[134] Le sang humain abruti ne pouvait plus s’élever aux choses intellectuelles. See Discours sur L’Histoire Universelle, a historical sketch which, though necessarily infected by the theological prejudices of the bishop, is, for the rest, considering the period in which it was written, a meritorious production as one of the earliest attempts at a sort of “philosophy of history.”
[135] Penny Cyclopædia, Article Mandeville.
[136] Upon which Ritson aptly remarks: “The sheep is not so much ‘designed’ for the man as the man is for the tiger, this animal being naturally carnivorous, which man is not. But nature, and justice, and humanity are not always one and the same thing.” To this remark we may add with equal force, that almost all the living beings upon whom our species preys have been so artificially changed from their natural condition for the gratification of its selfish appetite as to be with difficulty identified with the original stocks. So much for this theory of creative design.
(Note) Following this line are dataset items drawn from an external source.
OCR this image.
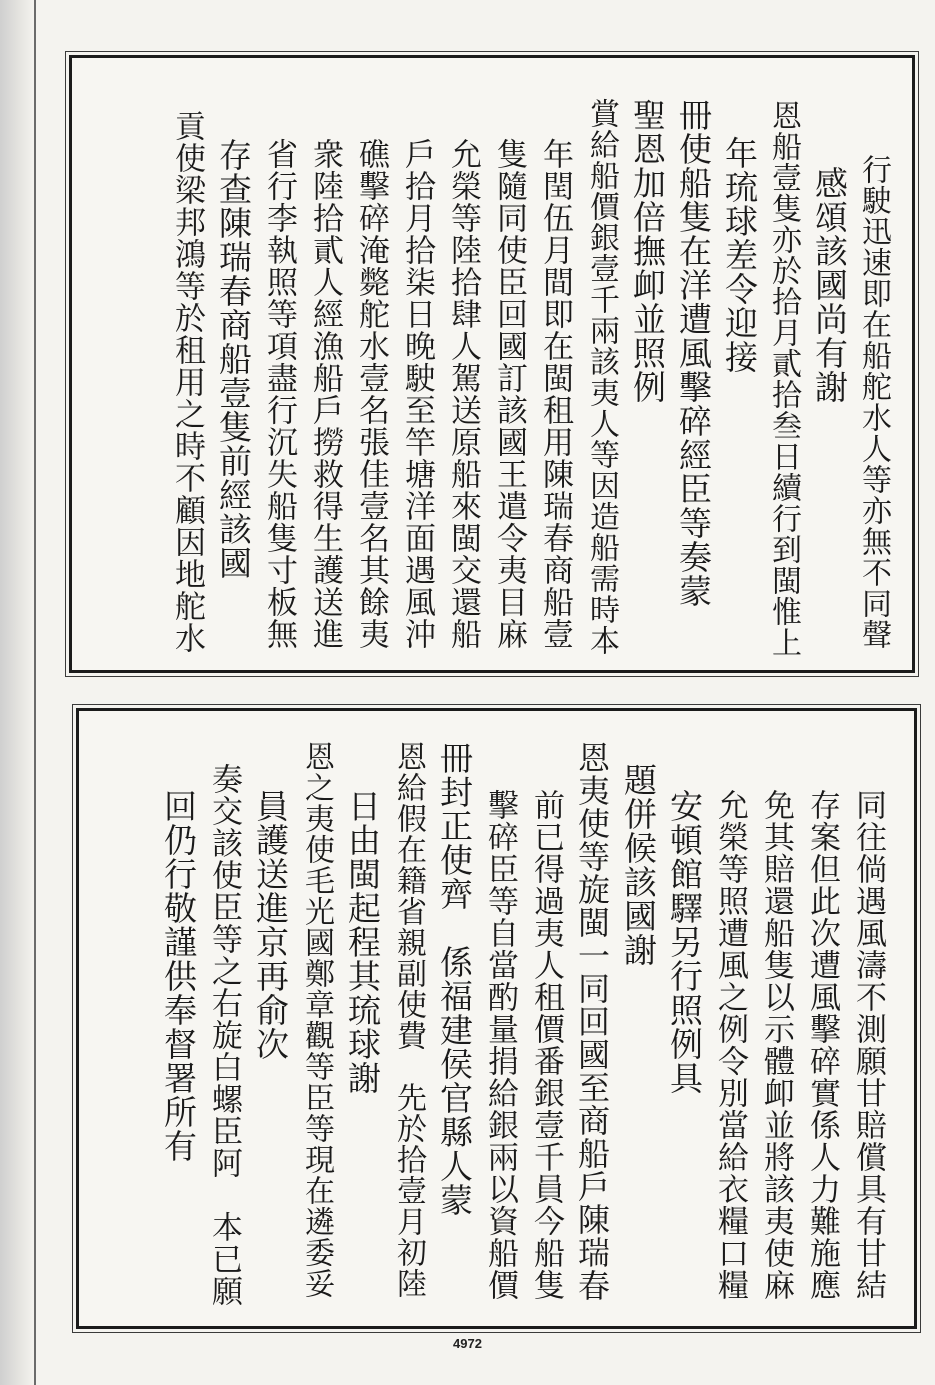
行駛迅速即在船舵水人等亦無不同聲
感頌該國尚有謝
恩船壹隻亦於拾月貳拾叁日續行到閩惟上
年琉球差令迎接
冊使船隻在洋遭風擊碎經臣等奏蒙
聖恩加倍撫卹並照例
賞給船價銀壹千兩該夷人等因造船需時本
年閏伍月間即在閩租用陳瑞春商船壹
隻隨同使臣回國訂該國王遣令夷目麻
允榮等陸拾肆人駕送原船來閩交還船
戶拾月拾柒日晚駛至竿塘洋面遇風沖
礁擊碎淹斃舵水壹名張佳壹名其餘夷
衆陸拾貳人經漁船戶撈救得生護送進
省行李執照等項盡行沉失船隻寸板無
存查陳瑞春商船壹隻前經該國
貢使梁邦鴻等於租用之時不顧因地舵水
同往倘遇風濤不測願甘賠償具有甘結
存案但此次遭風擊碎實係人力難施應
免其賠還船隻以示體卹並將該夷使麻
允榮等照遭風之例令別當給衣糧口糧
安頓館驛另行照例具
題併候該國謝
恩夷使等旋閩一同回國至商船戶陳瑞春
前已得過夷人租價番銀壹千員今船隻
擊碎臣等自當酌量捐給銀兩以資船價
冊封正使齊　係福建侯官縣人蒙
恩給假在籍省親副使費　先於拾壹月初陸
日由閩起程其琉球謝
恩之夷使毛光國鄭章觀等臣等現在遴委妥
員護送進京再俞次
奏交該使臣等之右旋白螺臣阿　本已願
回仍行敬謹供奉督署所有
4972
[137] Fable of the Bees, i. 187, &c.
[138] Fable xxxvi., Pythagoras and the Countryman. This fable of Gay may have been suggested by that of Æsop—preserved by Plutarch—who represents a wolf watching a number of shepherds eating a sheep, and saying to himself—“If I were doing what you are now about, what an uproar you would make!” See also the instructive fable of La Fontaine—L’Homme et la Couleuvre, one of the finest in the whole twelve Books (Livre x., 2), in which the Cow and Ox accuse the base ingratitude of Man for the cruel neglect, and, finally, for the barbarous slaughter of his fellow-labourers. The Cow, appealed to by the Adder, replies:—
“Pourquoi dissimuler?
Je nourris celui-ci depuis longues années:
Il n’a sans mes bienfaits passé nulles journées.
Tout n’est que pour lui seul: mon lait et mes enfants
Le font à la maison revenir les mains pleines.